Have you asked yourselves: why have we all gathered here today? If you did, the answer surely wouldn’t be “for justice.” Justice doesn’t depend on Tom Robinson to be found innocent, or guilty. Justice simply cannot occur in this courtroom today because the wrong man is on trial. The real reason we are all here today is to identify the truth. It was my job to help guide you towards such a truth, and in doing so, I have conveyed the authenticity of Tom Robinson’s unfortunate circumstances. I believe you see the truth here today. I believe you see Tom for who he is. Not as a negro man, but just as a man. You see him as a kind and considerate man. You see him as a family man. You see Tom Robinson as a son to a loving father, and as a husband to a loving wife. You see him, gentleman, as an innocent man. Now let Tom see you for who you are. If nothing else, do as he has done countless times before, and extend your hand to him.


Work Cited

To Kill a Mockingbird. Dir. Robert Mulligan. By Horton Foote. Perf. Gregory Peck, Mary Badham, and Phillip Alford. Universal-International, 1962.

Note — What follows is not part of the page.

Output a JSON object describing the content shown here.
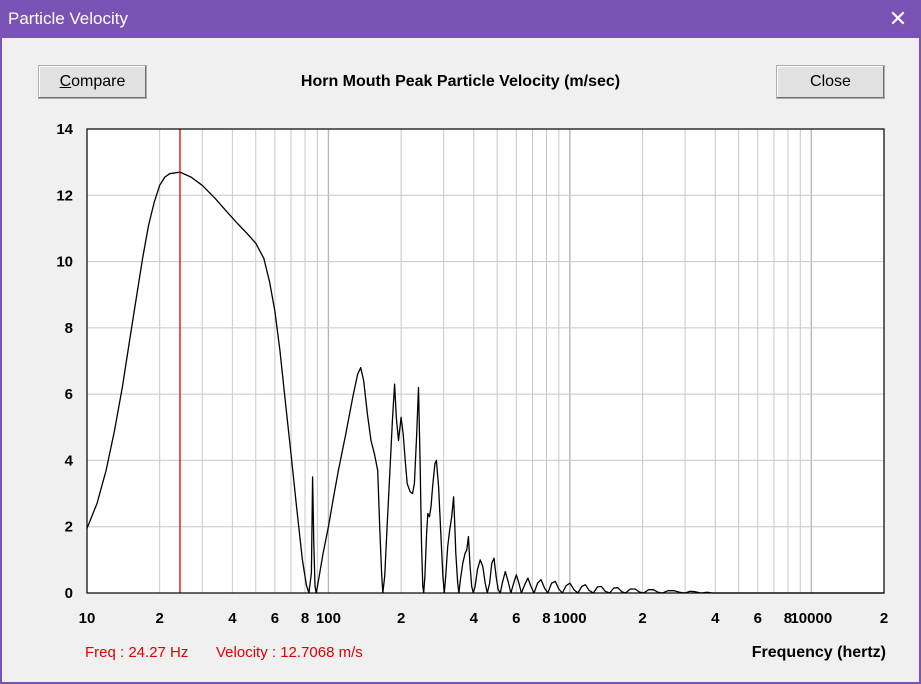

4 thoughts on “To Kill a Mockingbird: Defending Tom Robinson

  1. Your speech has some really good points. I think the speech focuses on pathos when appealing to the jury. In the third paragraph, you encourage the jury to stand in Tom’s shoes and feel what he is feeling. Scared and miserable are just two emotions that hopefully lead the jury to feel pity for Tom. In the second paragraph, Tom is championed as a selfless man to evoke some awe in the jury. Putting Tom above the jury by describing how other people are not as selfless would create more guilt in the jury. You even encourage empathy for him by telling the jury to look at his perspective, listen, and then take action to help him. The last paragraph ties the pathos together by calling for the truth.

    This closing argument would definitely make me think more about my decision to acquit Tom. Before the trial, I would definitely have been completely against Tom. However, after this speech, I have more doubts because of the appeals in the speech. While some statements were somewhat confusing, the overall points of the argument would make me empathize with Tom and even look at him as a human being, however briefly. Nonetheless, some arguments of the speech were opinionated and drew to some conclusions prematurely. I, as a juror, would not want to listen to someone blaming Bob Ewell, such as in the first paragraph. I think the conclusion made me contemplate my decision the most because of the tie back to Tom’s kindness and pull on emotion, even though ultimately I would probably not be completely convinced to acquit Tom.